Before the crisis however, that number didn't push past 3 percent, so there's still a long way to go to get there.

Foreclosures are also down, but still account for 1.4 million homes, or 3.6 percent of all mortgages -- that's five times the national average before 2000, according to the report.

While millions of homeowners are struggling to hang on to their homes, others are wondering if they will ever even have that chance.

Homeownership rates are down again, dropping from 66.1 percent in 2011 to 65.4 percent in 2012. That drop represents a loss of 161,000 homeowners for the year. But those numbers don't even paint the whole picture.

Homeownership rates among people in all age groups from 25 to 54 are at their lowest points in history. The overall homeownership rate is being boosted by homeowners older than 65. That 65.4 percent rate is only as high as it is because these aging households now have the highest homeownership rates on record, according to the report.
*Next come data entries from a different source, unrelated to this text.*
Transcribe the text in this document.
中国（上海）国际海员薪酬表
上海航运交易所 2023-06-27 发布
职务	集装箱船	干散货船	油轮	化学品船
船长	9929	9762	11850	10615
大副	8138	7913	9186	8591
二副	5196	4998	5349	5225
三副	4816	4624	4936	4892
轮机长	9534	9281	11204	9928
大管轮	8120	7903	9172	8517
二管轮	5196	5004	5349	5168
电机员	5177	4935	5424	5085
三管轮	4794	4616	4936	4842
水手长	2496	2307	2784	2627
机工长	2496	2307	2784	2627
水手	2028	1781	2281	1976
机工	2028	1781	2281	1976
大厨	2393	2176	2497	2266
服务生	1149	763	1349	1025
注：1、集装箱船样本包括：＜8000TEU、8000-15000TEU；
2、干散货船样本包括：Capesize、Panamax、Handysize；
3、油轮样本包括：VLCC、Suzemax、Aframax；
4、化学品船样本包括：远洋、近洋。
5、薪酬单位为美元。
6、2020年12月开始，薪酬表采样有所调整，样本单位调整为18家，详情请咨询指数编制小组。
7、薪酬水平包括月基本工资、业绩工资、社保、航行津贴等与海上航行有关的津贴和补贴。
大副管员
Owning a home is becoming increasingly more difficult for younger and low- to middle-income households. The growth in home buying and home prices has largely been at the higher end of the market, while the low end is actually shrinking, said Debra Still, chairman of the Mortgage Banker's Association, at a Joint Center for Housing Studies panel.

While a few factors have contributed to this shrinking class of buyers, including lost wealth, lower incomes and less employment opportunity, loan standards may be the biggest one.

Take a look at credit scores. For most of the 2000s, credit scores on Fannie Mae or Freddie Mac loans averaged around 720, while those on Federal Housing Authority loans averaged around 650. When the housing crisis took hold in 2008, required credit scores turned up sharply, to roughly 760 and 710, respectively.

Even among borrowers with relatively high scores, there are problems. Ellie Mae reported that the average credit scores of conventional mortgage applicants that were denied credit in the first quarter of 2013 were 729 for purchases, even if they had nearly 20 percent to put down.

So potential buyers have to wait until their credit profiles improve, but in the meantime, home prices are skyrocketing. While they leap anywhere from 9 to 13 percent year over year, income simply isn't following suit. At last measure in 2011, median household income fell 1.5 percent from a year prior to stand 8.1 percent below the 2007 peak and 6.7 percent below the 2001 level.

So even if housing prices return to their pre-bubble 2001 levels, the income to afford those homes simply won't be there. In fact, the only thing really keeping homes so affordable right now is superlow interest rates, said Eric S. Belsky, managing director of the Harvard Joint Center for Housing Studies.

When you hit a more normal 7 percent, you make housing a binding constraint, he added.

With so many potential buyers now being left out of the housing equation, it begs the question: We wanted a housing recovery, but at what price?